The problem with this argument is many do not believe this sort of leverage is possible outside of a select few domains, so we're sort of condemned to stay at a low level of abstraction. We comfort ourselves by saying it is pragmatic.
LLMs target this because the vast, vast majority of code is not written like this, for better or for worse. (It's not a value judgment, it just is.) This is a continuation (couldn't resist) of the trend away from things like SICP. Even the SICP authors admitted programming had become more about experimentation and gluing together ready-made parts than building beautifully layered abstractions which enable programs to just fall out of easily.
I don't agree with the author, BTW. Good code is needed in certain things. It's just a lot of the industry really tries to beat it out of you. That's been the case for awhile. What's different now is that devs themselves are seemingly joining in (or at least, are being perceived to be).
I agree it is sad though. I changed careers from one I was unhappy with into software development. Part of what drew me to software was that (at least sometimes) it feels like there is a beauty in writing what the author describes as great code. It makes you really feel like a 'master craftsman', even if that sounds a bit dramatic. That part of the profession seems to fading away the more agentic coding catches on. I still try to minimize use of any LLM's when doing personal projects so I can maintain that feeling.
People talk about writing the code itself and being intimate with it and knowing how every nook and cranny works. This is gone. It’s more akin to on call where you’re trudging over code and understanding it as you go.
Good code is easy to understand in this scenario; you get a clear view of intent, and the right details are hidden from you to keep from overwhelming you with detail.
We’re going to spend a lot more time reading code than before, better make it a very good experience.
mixdup•29m ago
AI is at best a good intern or a new junior developer.

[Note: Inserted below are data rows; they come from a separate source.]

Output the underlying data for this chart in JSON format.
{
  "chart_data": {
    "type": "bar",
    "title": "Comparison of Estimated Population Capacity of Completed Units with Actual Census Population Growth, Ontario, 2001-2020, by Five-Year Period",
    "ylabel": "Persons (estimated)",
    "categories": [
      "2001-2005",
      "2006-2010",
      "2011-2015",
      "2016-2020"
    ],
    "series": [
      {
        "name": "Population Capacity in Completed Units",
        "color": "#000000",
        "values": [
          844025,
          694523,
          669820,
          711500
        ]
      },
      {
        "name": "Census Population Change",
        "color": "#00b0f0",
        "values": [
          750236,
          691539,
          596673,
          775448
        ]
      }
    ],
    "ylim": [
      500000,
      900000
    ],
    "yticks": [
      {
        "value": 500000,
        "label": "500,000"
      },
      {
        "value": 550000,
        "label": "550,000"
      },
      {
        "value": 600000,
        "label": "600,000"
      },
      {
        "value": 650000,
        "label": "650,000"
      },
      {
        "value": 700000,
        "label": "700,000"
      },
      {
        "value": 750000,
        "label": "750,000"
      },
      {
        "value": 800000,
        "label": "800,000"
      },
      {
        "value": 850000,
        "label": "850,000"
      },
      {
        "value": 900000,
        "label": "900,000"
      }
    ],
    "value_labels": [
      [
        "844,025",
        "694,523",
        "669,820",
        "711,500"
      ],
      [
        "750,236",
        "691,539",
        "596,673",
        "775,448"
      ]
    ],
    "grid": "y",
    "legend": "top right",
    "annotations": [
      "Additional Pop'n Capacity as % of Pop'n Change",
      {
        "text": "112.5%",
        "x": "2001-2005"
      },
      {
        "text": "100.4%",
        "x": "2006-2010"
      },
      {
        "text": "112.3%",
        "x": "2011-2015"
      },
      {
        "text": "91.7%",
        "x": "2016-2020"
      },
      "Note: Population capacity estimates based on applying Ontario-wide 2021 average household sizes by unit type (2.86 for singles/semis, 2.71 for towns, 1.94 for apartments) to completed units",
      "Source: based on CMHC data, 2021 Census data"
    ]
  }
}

We're locking in mediocrity and continuing enshittification. "Good enough" is codified as good enough, and nothing will be good or excellent. Non-determinism, and some amount of inaccuracy on the margins continually, no matter the industry or task at hand including finance, just so we can avoid paying a person to do the job
aspenmartin•24m ago
Non determinism and inaccuracy are also very real features of human programmers.
jwpapi•18m ago
There are thousand of examples where tech became obsolute and frankly it’s given. No coders opinion will change it, but everybody is free to do what ever hobby the want. Author does seem to accept it, but commentor above not.